Le roi fit osciller son regard vers les deux enchanteurs puis soudain, fixa un point derrière les deux hommes. Dorian sentit venir l’attaque avant même que les portes de la grande salle ne s'ouvrent. Il se glissa auprès du monarque puis saisit violemment la jeune princesse. Le souverain paniqué, intima à ses gardes de s’arrêter. Le mage en profita pour humer la chevelure de la demoiselle à laquelle il murmura que tout se passerait bien.
- Amenez-nous ceux que vous protégez là où s’élevait autrefois la Tour Blanche, ordonna Dorian. Et tout se terminera… sans larme.
Avant que quiconque puisse bouger, Dorian disparut, emportant la princesse avec lui.
***
Ils se matérialisèrent à nouveau dans la forteresse de Valérian. Le Mage Noir apparut quelques instants plus tard, hors de lui.
- C’était, hurla Valérian…
On aurait dit qu’il hésitait entre féliciter Dorian et le réprimander.
- Tu aurais pu me prévenir, lui reprocha-t-il.
- Et comment ? se défendit Dorian.
- Par la pensée, idiot ! Tu es un mage ou quoi ?
Il est vrai qu’en d’autres circonstances, il aurait sans doute pensé à ce mode de communication mais dans l’état actuel de son crâne, l’idée ne l’avait même pas effleuré. Dorian lâcha un sourire penaud à son père qui renchérit :
- Et on en fait quoi ?
Dorian força la princesse à lui faire face. Il afficha un sourire affable puis lui dit d’une voix douce, à peine perceptible.
- Allez où vous le souhaitez, mais ne quittez pas ce château.
Il relâcha doucement son étreinte et la princesse en profita pour quitter la salle en courant.
- Parce que tu crois que ça va l’arrêter ? railla Valérian, tu as besoin de sommeil, Fils, tes pensées sont troublées.
- Si elle trouve la sortie, elle mérite de s’évader, déclara-t-il avec malice en quittant la salle à son tour.
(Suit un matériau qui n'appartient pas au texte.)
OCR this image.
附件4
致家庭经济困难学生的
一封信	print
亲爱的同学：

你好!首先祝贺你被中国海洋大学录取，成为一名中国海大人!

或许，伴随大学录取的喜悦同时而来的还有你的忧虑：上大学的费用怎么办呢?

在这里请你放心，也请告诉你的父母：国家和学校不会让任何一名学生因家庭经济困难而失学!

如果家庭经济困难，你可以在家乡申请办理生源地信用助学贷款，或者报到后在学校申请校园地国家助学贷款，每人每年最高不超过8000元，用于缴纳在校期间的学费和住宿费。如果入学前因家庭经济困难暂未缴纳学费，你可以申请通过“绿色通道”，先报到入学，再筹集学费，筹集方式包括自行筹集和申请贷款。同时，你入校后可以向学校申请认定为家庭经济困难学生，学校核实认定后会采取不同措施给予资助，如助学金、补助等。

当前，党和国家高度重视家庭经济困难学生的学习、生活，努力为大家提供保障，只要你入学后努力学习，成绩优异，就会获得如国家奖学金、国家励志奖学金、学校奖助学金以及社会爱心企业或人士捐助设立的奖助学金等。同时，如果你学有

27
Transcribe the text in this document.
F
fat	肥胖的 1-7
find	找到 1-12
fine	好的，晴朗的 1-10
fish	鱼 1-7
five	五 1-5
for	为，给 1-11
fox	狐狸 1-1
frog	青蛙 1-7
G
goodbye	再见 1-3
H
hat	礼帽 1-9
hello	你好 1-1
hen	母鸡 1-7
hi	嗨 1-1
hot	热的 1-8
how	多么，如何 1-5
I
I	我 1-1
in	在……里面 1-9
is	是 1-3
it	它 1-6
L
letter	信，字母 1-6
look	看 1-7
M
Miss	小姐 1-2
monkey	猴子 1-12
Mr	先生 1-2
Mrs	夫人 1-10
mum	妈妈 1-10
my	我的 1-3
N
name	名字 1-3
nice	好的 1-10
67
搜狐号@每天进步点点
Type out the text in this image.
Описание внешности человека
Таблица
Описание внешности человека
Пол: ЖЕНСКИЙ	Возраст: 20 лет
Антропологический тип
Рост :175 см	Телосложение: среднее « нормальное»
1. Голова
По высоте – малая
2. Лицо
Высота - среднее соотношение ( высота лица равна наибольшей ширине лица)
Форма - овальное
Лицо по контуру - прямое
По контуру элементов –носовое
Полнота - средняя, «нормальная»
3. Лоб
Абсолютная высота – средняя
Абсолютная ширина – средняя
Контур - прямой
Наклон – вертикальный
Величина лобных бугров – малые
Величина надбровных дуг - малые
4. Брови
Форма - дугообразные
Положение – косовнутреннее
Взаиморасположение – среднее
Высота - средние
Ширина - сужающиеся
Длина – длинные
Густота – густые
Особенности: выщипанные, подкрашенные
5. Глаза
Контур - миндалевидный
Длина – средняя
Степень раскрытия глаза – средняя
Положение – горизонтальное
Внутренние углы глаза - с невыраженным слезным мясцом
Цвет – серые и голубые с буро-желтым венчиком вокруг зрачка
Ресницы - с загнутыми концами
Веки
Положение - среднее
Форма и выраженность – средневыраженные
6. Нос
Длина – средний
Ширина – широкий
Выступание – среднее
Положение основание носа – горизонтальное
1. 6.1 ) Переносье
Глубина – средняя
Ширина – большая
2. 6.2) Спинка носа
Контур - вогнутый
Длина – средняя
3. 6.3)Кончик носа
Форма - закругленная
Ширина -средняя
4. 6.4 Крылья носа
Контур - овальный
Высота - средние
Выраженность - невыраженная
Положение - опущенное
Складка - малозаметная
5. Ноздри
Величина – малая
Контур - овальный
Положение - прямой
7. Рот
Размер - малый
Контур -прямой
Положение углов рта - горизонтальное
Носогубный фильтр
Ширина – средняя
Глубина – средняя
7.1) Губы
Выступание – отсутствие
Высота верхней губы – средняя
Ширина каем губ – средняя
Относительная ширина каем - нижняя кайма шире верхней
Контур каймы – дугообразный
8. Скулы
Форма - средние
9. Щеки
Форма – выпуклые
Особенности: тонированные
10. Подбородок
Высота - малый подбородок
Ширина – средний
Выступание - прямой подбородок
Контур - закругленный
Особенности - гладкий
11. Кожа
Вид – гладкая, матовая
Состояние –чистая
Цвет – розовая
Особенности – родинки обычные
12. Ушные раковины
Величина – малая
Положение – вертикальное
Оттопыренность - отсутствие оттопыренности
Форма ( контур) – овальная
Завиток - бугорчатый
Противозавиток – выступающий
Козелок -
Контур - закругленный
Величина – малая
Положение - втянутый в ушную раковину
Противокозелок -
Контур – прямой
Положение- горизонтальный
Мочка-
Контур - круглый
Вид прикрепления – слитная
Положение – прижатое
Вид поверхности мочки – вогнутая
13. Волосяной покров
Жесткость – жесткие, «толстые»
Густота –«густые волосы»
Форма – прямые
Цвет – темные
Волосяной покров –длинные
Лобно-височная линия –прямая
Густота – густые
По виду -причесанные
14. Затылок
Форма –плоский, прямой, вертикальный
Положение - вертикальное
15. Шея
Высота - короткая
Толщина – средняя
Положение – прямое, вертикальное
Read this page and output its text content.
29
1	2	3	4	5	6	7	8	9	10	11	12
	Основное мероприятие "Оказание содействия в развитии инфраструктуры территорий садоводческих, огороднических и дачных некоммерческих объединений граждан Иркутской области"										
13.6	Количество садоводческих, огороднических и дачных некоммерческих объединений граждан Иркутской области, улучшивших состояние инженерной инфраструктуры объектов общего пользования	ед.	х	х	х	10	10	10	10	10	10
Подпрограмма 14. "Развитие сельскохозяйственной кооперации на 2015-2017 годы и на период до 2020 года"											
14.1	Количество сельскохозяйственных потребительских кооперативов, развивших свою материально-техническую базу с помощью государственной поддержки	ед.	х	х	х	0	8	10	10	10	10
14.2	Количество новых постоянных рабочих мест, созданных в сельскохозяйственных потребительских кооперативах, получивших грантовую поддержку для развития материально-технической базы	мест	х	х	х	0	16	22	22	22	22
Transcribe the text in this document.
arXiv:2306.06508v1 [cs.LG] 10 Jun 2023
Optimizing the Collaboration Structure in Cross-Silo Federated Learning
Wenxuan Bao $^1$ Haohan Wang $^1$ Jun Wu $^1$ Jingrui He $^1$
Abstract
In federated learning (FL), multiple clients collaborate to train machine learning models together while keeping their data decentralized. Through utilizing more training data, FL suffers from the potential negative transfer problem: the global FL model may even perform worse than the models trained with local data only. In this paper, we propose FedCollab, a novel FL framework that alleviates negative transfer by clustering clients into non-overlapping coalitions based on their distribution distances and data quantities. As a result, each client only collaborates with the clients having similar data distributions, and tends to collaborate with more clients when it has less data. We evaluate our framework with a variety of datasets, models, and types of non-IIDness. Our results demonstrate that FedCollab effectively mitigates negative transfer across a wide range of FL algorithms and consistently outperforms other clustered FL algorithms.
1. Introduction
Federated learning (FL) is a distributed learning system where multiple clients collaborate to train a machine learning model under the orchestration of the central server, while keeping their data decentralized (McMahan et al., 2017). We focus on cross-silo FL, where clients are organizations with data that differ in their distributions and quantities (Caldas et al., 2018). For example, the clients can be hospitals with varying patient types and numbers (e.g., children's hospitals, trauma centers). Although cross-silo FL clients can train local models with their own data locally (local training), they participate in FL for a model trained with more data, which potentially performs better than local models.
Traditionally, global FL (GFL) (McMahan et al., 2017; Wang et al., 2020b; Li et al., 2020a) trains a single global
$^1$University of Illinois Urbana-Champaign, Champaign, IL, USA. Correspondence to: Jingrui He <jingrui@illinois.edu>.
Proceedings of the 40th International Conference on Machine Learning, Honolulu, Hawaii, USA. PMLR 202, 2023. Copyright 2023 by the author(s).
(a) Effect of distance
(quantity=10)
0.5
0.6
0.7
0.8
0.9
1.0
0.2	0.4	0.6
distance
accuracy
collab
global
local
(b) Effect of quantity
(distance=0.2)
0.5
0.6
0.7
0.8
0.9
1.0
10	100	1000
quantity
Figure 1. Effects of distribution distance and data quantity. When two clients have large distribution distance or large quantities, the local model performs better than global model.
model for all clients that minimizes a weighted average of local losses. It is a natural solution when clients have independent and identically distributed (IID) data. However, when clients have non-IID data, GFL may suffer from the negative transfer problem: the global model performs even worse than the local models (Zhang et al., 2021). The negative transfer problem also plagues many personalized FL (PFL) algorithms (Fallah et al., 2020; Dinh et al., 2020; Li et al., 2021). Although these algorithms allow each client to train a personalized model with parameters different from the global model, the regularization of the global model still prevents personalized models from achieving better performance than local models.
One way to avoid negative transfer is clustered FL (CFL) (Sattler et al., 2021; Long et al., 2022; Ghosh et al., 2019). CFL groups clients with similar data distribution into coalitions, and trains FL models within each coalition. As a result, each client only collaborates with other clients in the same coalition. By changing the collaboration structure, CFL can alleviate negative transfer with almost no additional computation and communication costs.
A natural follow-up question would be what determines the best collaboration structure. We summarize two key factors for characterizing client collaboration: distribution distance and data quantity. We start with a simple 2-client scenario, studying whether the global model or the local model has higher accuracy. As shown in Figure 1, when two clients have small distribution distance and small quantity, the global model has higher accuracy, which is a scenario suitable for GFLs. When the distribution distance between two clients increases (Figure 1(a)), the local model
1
Il arpenta le couloir tandis que Syphilis s'extirpait d’un pan de son manteau :
- Qu’as-tu fait, le gronda-t-elle ?
- Rien de bien grave, s’amusa Dorian. La porte de sortie la mènera directement à la chambre d’ami.
- Dorian, mais pourquoi as-tu fait ça ?
- Je n’ai pas de princesse à mon tableau de chasse, déclara-t-il avec malice.
- Si ton père avait toute sa tête, il ne le cautionnerait pas. Que penserait Elminster de tout ça ?
Dorian stoppa net quand le familier prononça ce nom, il était troublé, ainsi savait-elle qu’il l’avait vu ?
- Si tu ne veux pas finir comme son familier en repas du soir, je te conseille d’éviter de mentionner son nom ici.
Dorian sut qu’il avait marqué un point quand l’hermine plissa les yeux en signe de colère et disparut aussi vite qu’elle était apparue.